2019 will mark the 50th anniversary of the Stonewall Riots. Heritage of Pride’s website does now have a page called “Hidden Figures” that features, among other women, Marsha P. Johnson and Sylvia Rivera.
Writing this post has made me a bit sad. The trans community still suffers more (legally, socially, and as the victims of violent crime). It is forty nine years since Johnson and others stood up to police exploitation and brutality on Christopher Street. During that time Pride has become many things: a celebration of sex positivity, a commercial opportunity, a sort of topsy-turvy weekend in the city, a time when we have fun and maybe kiss more in public. It clearly is way past time to recognize where this all started and by whom this was started.

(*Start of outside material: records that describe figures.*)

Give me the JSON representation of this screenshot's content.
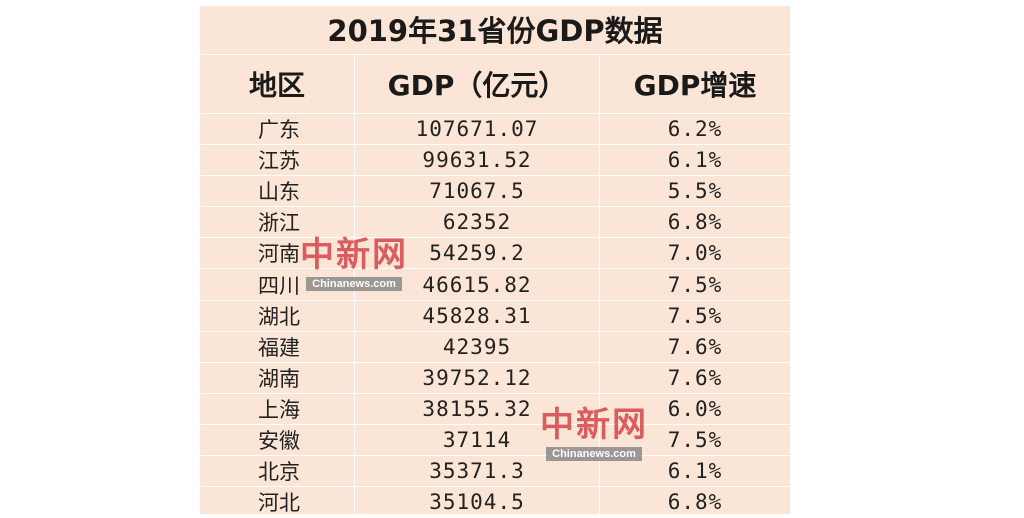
{
  "chart_data": {
    "type": "table",
    "title": "2019年31省份GDP数据",
    "columns": [
      "地区",
      "GDP（亿元）",
      "GDP增速"
    ],
    "rows": [
      [
        "广东",
        "107671.07",
        "6.2%"
      ],
      [
        "江苏",
        "99631.52",
        "6.1%"
      ],
      [
        "山东",
        "71067.5",
        "5.5%"
      ],
      [
        "浙江",
        "62352",
        "6.8%"
      ],
      [
        "河南",
        "54259.2",
        "7.0%"
      ],
      [
        "四川",
        "46615.82",
        "7.5%"
      ],
      [
        "湖北",
        "45828.31",
        "7.5%"
      ],
      [
        "福建",
        "42395",
        "7.6%"
      ],
      [
        "湖南",
        "39752.12",
        "7.6%"
      ],
      [
        "上海",
        "38155.32",
        "6.0%"
      ],
      [
        "安徽",
        "37114",
        "7.5%"
      ],
      [
        "北京",
        "35371.3",
        "6.1%"
      ],
      [
        "河北",
        "35104.5",
        "6.8%"
      ]
    ]
  },
  "watermarks": [
    {
      "cn": "中新网",
      "en": "Chinanews.com"
    },
    {
      "cn": "中新网",
      "en": "Chinanews.com"
    }
  ],
  "colors": {
    "table_bg": "#fbe5d6",
    "watermark_red": "#d6454a"
  }
}
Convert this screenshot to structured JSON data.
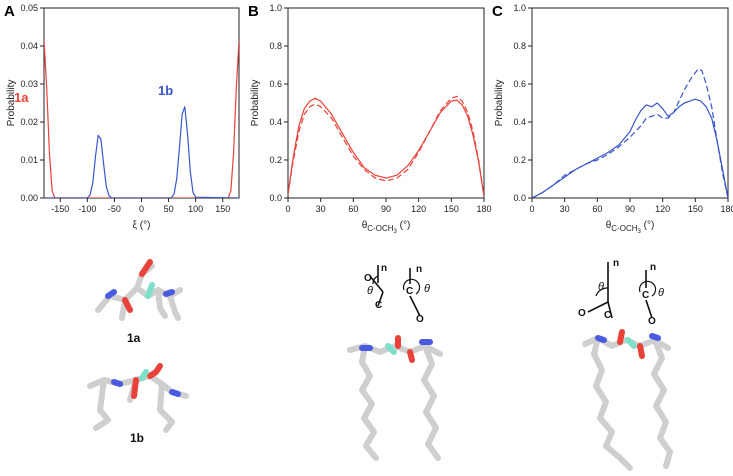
{
  "chart_data": [
    {
      "type": "line",
      "panel": "A",
      "xlabel": "ξ (°)",
      "ylabel": "Probability",
      "xlim": [
        -180,
        180
      ],
      "ylim": [
        0,
        0.05
      ],
      "xticks": [
        "-150",
        "-100",
        "-50",
        "0",
        "50",
        "100",
        "150"
      ],
      "xtick_values": [
        -150,
        -100,
        -50,
        0,
        50,
        100,
        150
      ],
      "yticks": [
        "0.00",
        "0.01",
        "0.02",
        "0.03",
        "0.04",
        "0.05"
      ],
      "ytick_values": [
        0,
        0.01,
        0.02,
        0.03,
        0.04,
        0.05
      ],
      "annotations": [
        {
          "text": "1a",
          "color": "#e8423a"
        },
        {
          "text": "1b",
          "color": "#3a56c9"
        }
      ],
      "series": [
        {
          "name": "1a",
          "color": "#e8423a",
          "dashed": false,
          "x": [
            -180,
            -175,
            -170,
            -165,
            -160,
            160,
            165,
            170,
            175,
            180
          ],
          "y": [
            0.0415,
            0.029,
            0.012,
            0.002,
            0.0,
            0.0,
            0.002,
            0.012,
            0.029,
            0.0415
          ]
        },
        {
          "name": "1b",
          "color": "#3a56c9",
          "dashed": false,
          "x": [
            -180,
            -100,
            -95,
            -90,
            -85,
            -80,
            -75,
            -70,
            -65,
            -60,
            -55,
            0,
            55,
            60,
            65,
            70,
            75,
            80,
            85,
            90,
            95,
            100,
            180
          ],
          "y": [
            0,
            0,
            0.0008,
            0.004,
            0.011,
            0.0165,
            0.0155,
            0.009,
            0.003,
            0.0006,
            0,
            0,
            0,
            0.001,
            0.005,
            0.013,
            0.022,
            0.024,
            0.017,
            0.007,
            0.0015,
            0.0002,
            0
          ]
        }
      ]
    },
    {
      "type": "line",
      "panel": "B",
      "xlabel_main": "θ",
      "xlabel_sub": "C-OCH",
      "xlabel_sub2": "3",
      "xlabel_unit": " (°)",
      "ylabel": "Probability",
      "xlim": [
        0,
        180
      ],
      "ylim": [
        0,
        1.0
      ],
      "xticks": [
        "0",
        "30",
        "60",
        "90",
        "120",
        "150",
        "180"
      ],
      "xtick_values": [
        0,
        30,
        60,
        90,
        120,
        150,
        180
      ],
      "yticks": [
        "0.0",
        "0.2",
        "0.4",
        "0.6",
        "0.8",
        "1.0"
      ],
      "ytick_values": [
        0,
        0.2,
        0.4,
        0.6,
        0.8,
        1.0
      ],
      "series": [
        {
          "color": "#e8423a",
          "dashed": false,
          "x": [
            0,
            5,
            10,
            15,
            20,
            25,
            30,
            40,
            50,
            60,
            70,
            80,
            90,
            100,
            110,
            120,
            130,
            140,
            150,
            155,
            160,
            165,
            170,
            175,
            180
          ],
          "y": [
            0.02,
            0.22,
            0.38,
            0.47,
            0.51,
            0.525,
            0.51,
            0.44,
            0.34,
            0.24,
            0.16,
            0.12,
            0.105,
            0.12,
            0.17,
            0.25,
            0.35,
            0.45,
            0.51,
            0.515,
            0.49,
            0.43,
            0.33,
            0.19,
            0.01
          ]
        },
        {
          "color": "#e8423a",
          "dashed": true,
          "x": [
            0,
            5,
            10,
            15,
            20,
            25,
            30,
            40,
            50,
            60,
            70,
            80,
            90,
            100,
            110,
            120,
            130,
            140,
            150,
            155,
            160,
            165,
            170,
            175,
            180
          ],
          "y": [
            0.02,
            0.2,
            0.35,
            0.44,
            0.48,
            0.495,
            0.48,
            0.42,
            0.32,
            0.22,
            0.15,
            0.105,
            0.09,
            0.105,
            0.15,
            0.24,
            0.35,
            0.46,
            0.525,
            0.535,
            0.51,
            0.45,
            0.35,
            0.2,
            0.01
          ]
        }
      ]
    },
    {
      "type": "line",
      "panel": "C",
      "xlabel_main": "θ",
      "xlabel_sub": "C-OCH",
      "xlabel_sub2": "3",
      "xlabel_unit": " (°)",
      "ylabel": "Probability",
      "xlim": [
        0,
        180
      ],
      "ylim": [
        0,
        1.0
      ],
      "xticks": [
        "0",
        "30",
        "60",
        "90",
        "120",
        "150",
        "180"
      ],
      "xtick_values": [
        0,
        30,
        60,
        90,
        120,
        150,
        180
      ],
      "yticks": [
        "0.0",
        "0.2",
        "0.4",
        "0.6",
        "0.8",
        "1.0"
      ],
      "ytick_values": [
        0,
        0.2,
        0.4,
        0.6,
        0.8,
        1.0
      ],
      "series": [
        {
          "color": "#3a56c9",
          "dashed": false,
          "x": [
            0,
            10,
            20,
            30,
            40,
            50,
            60,
            70,
            80,
            90,
            95,
            100,
            105,
            110,
            115,
            120,
            125,
            130,
            135,
            140,
            145,
            150,
            155,
            160,
            165,
            170,
            175,
            180
          ],
          "y": [
            0,
            0.03,
            0.07,
            0.11,
            0.15,
            0.18,
            0.21,
            0.24,
            0.28,
            0.35,
            0.41,
            0.46,
            0.49,
            0.48,
            0.5,
            0.47,
            0.43,
            0.45,
            0.48,
            0.5,
            0.51,
            0.52,
            0.51,
            0.48,
            0.42,
            0.3,
            0.15,
            0
          ]
        },
        {
          "color": "#3a56c9",
          "dashed": true,
          "x": [
            0,
            10,
            20,
            30,
            40,
            50,
            60,
            70,
            80,
            90,
            100,
            105,
            110,
            115,
            120,
            125,
            130,
            135,
            140,
            145,
            150,
            153,
            156,
            160,
            165,
            170,
            175,
            180
          ],
          "y": [
            0,
            0.03,
            0.07,
            0.12,
            0.15,
            0.18,
            0.2,
            0.23,
            0.27,
            0.32,
            0.38,
            0.42,
            0.43,
            0.44,
            0.42,
            0.42,
            0.45,
            0.51,
            0.57,
            0.62,
            0.66,
            0.68,
            0.67,
            0.6,
            0.48,
            0.3,
            0.13,
            0
          ]
        }
      ]
    }
  ],
  "labels": {
    "panel_a": "A",
    "panel_b": "B",
    "panel_c": "C",
    "mol_1a": "1a",
    "mol_1b": "1b",
    "n": "n",
    "o": "O",
    "c": "C",
    "theta": "θ"
  },
  "colors": {
    "stick": "#cfcfcf",
    "oxygen": "#e8423a",
    "nitrogen": "#4a5be0",
    "carbon_ester": "#7ee0c8"
  }
}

I do want to share one last thing. Pride has grown so much that the different boroughs in New York host their own local prides. My husband and I were having lunch in an outside café during Brooklyn Pride. I over heard what I assumed was a woman’s voice saying, in response to the waiter offering to different tables, “Oh, this is his day. I’ll let him choose.” I couldn’t resist; I had to see whose day it was. I turned my head to see a mother with her adolescent son who was decked in rainbow colors and carrying pride flags. It was his day and she was there for him. For all the darkness in our collectively queer history, seeing this mom with her queer/gay/who-cares? son did give me hope.
 Jason Baumann in “Christopher Street Liberation Day,” New York Public Library, June 21, 2008, available at https://www.nypl.org/blog/2008/06/21/christopher-street-liberation-day
 David France The Death and Life of Marsha P. Johnson, Public Square Films, 2017. 30:00-34:00.